Chip load per tooth by material
| Material | Baseline IPT (0.5 in D) |
|---|---|
| Aluminum | 0.004 |
| Mild steel (1018) | 0.002 |
| Alloy steel (4140) | 0.0015 |
| Stainless 304 | 0.0015 |
| Tool steel | 0.001 |
| Cast iron | 0.003 |
| Brass | 0.003 |
| Titanium Ti-6Al-4V | 0.001 |
| Inconel 718 | 0.0008 |
| Plastic (Delrin) | 0.005 |
These are a 1/2 inch end mill baseline. Scale down 25-50 percent for tools 1/8 inch and smaller; scale up 25 percent for tools 3/4 inch and larger.
Chip thinning and radial engagement
When the radial width of cut (Ae) is less than half the tool diameter, the chip each tooth sees is thinner than the programmed IPT because the tooth only contacts the work across a shallow arc. The Sandvik chip-thinning correction scales IPT up by D / (2 x sqrt(Ae x (D - Ae))). At Ae = 0.05 inch on a 0.5 inch end mill (10 percent radial) the factor is 1.67x, meaning feed rate can be 67 percent higher than the naive calculation and still keep chip thickness at the cutter target.

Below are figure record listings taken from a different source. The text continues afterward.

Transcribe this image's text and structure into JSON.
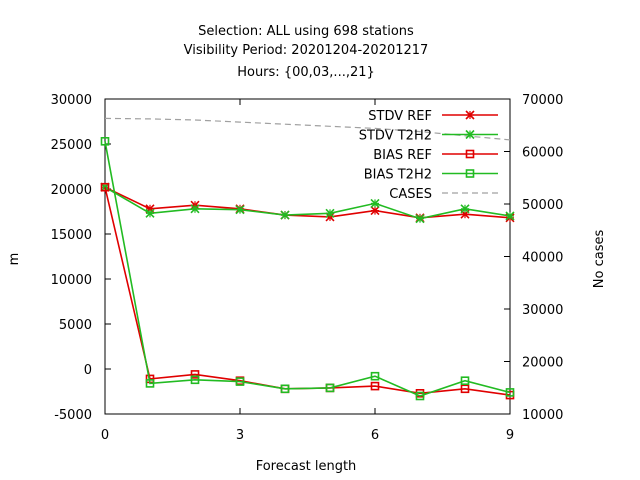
{
  "chart_data": {
    "type": "line",
    "title_lines": [
      "Selection: ALL using   698 stations",
      "Visibility   Period: 20201204-20201217",
      "Hours: {00,03,...,21}"
    ],
    "xlabel": "Forecast length",
    "ylabel": "m",
    "y2label": "No cases",
    "xlim": [
      0,
      9
    ],
    "ylim": [
      -5000,
      30000
    ],
    "y2lim": [
      10000,
      70000
    ],
    "x_ticks": [
      0,
      3,
      6,
      9
    ],
    "y_ticks": [
      -5000,
      0,
      5000,
      10000,
      15000,
      20000,
      25000,
      30000
    ],
    "y2_ticks": [
      10000,
      20000,
      30000,
      40000,
      50000,
      60000,
      70000
    ],
    "legend_position": "top-right",
    "x": [
      0,
      1,
      2,
      3,
      4,
      5,
      6,
      7,
      8,
      9
    ],
    "series": [
      {
        "name": "STDV REF",
        "axis": "left",
        "color": "#e00000",
        "marker": "x",
        "values": [
          20200,
          17800,
          18200,
          17800,
          17100,
          16900,
          17600,
          16800,
          17200,
          16800
        ]
      },
      {
        "name": "STDV T2H2",
        "axis": "left",
        "color": "#22bb22",
        "marker": "x",
        "values": [
          20200,
          17300,
          17800,
          17700,
          17100,
          17300,
          18400,
          16700,
          17800,
          17000
        ]
      },
      {
        "name": "BIAS REF",
        "axis": "left",
        "color": "#e00000",
        "marker": "square",
        "values": [
          20200,
          -1100,
          -600,
          -1300,
          -2200,
          -2100,
          -1900,
          -2700,
          -2200,
          -2900
        ]
      },
      {
        "name": "BIAS T2H2",
        "axis": "left",
        "color": "#22bb22",
        "marker": "square",
        "values": [
          25300,
          -1600,
          -1200,
          -1400,
          -2200,
          -2100,
          -800,
          -3000,
          -1300,
          -2600
        ]
      },
      {
        "name": "CASES",
        "axis": "right",
        "color": "#a0a0a0",
        "marker": "none",
        "dashed": true,
        "values": [
          66300,
          66200,
          66000,
          65600,
          65200,
          64800,
          64400,
          63800,
          63000,
          62200
        ]
      }
    ]
  }
}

Imperial and metric feed rate
This calculator returns feed rate in both IPM and mm/min. A quick conversion: mm/min = IPM x 25.4. Controls from Haas, Fanuc, Heidenhain, and Siemens all accept either unit depending on how the post is configured. When in doubt, program in the same units the drawing calls out; imperial drawings use IPM, metric drawings use mm/min.